Gateway Cities come of age
It was 10 years ago that MassINC launched its Gateway Cities initiative with a report documenting the challenges — and huge opportunities — in the state’s once vibrant industrial cities.
“Massachusetts’ proud, old manufacturing cities must be counted, on balance, as distressed,” it said. Yet, concluded the report, “For the first time in decades, these cities’ reconnection to prosperity seems at least imaginable.”
A decade later, MassINC, the non-partisan public policy think tank that publishes CommonWealth, has continued to carry out research showing some of the pathways to renewed prosperity in Gateway Cities. It has also pushed initiatives to help them get there, such as a MassDevelopment project that has placed mid-career “fellows” with expertise in urban planning and development in Gateway Cities to help with strategic planning, site acquisition for redevelopment projects, and other initiatives.
But none of that would be happening without the energy and initiative of residents in the 26 Massachusetts communities that have been dubbed Gateway Cities, says Maureen McInerney, public affairs associate at MassINC, in this week’s Codcast. “They say, yes, we are ready to take this and run with it,” she says of leaders in the communities. She says they are simply looking to MassINC as a “catalyst” to help them tap the energy and potential in their community.
One new approach to that catalyst role at MassINC is the publication this month of a magazine spotlighting interesting people, initiatives, and ideas taking hold in Gateway Cities. Gateways is a glossy 80-page magazine that tells the tale of today’s Gateway Cities through stories rather than the research reports that are the bread and butter of MassINC’s Gateway Cities Innovation Institute.
Gateways includes the tale of Seth and Mitch Nash, two brothers who grew up in Pittsfield, left for what seemed like greener pastures, only to return and locate in their hometown a successful business, Blue Q, that manufacturers whimsical “joy-bringing products.” There is also the story of a remarkable public art project that is changing the face of downtown Lynn with massive murals that have turned big brick facades into giant canvases.

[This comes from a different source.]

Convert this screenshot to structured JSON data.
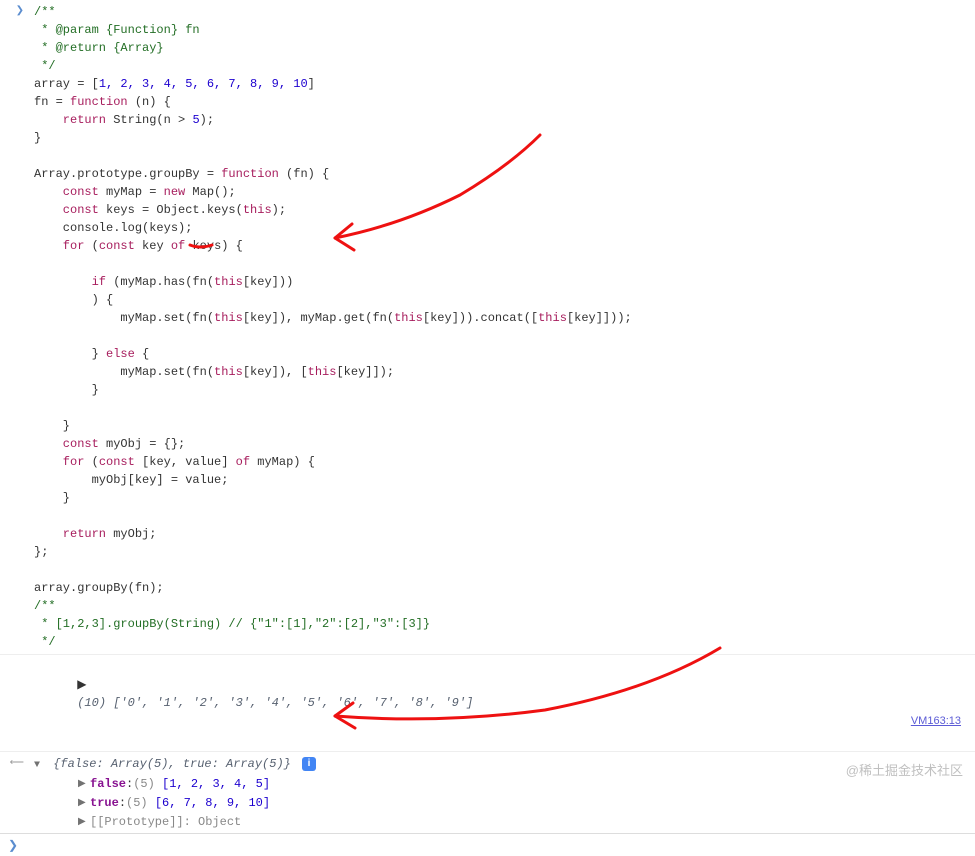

One key to Gateway Cities revitalization is strong political leadership, says MassINC’s research director, Ben Forman, who joined Maureen on the Codcast. So it’s no accident that Gateways leads off with an interviewwith Pittsfield’s current and immediately past mayor, Linda Tyer and James Ruberto. Ben says they “have shared a common vision for a more inclusive and prosperous city, and they’ve worked collaboratively to achieve it.”Gateways magazine tells the story of the many good things happening in the communities that were being left out of the state’s tech boom. But all is not rosy in these cities, where poverty is concentrated and economic mobility has been limited. Providing fertile ground for businesses like Blue Q and others to thrive is an important part of the current Gateway Cities story. But the goal is also to “build a middle class from within,” by helping current residents move up the economic ladder, says Ben. “All the data we see on that question are troubling,” he says, making clear the huge challenges still facing the communities.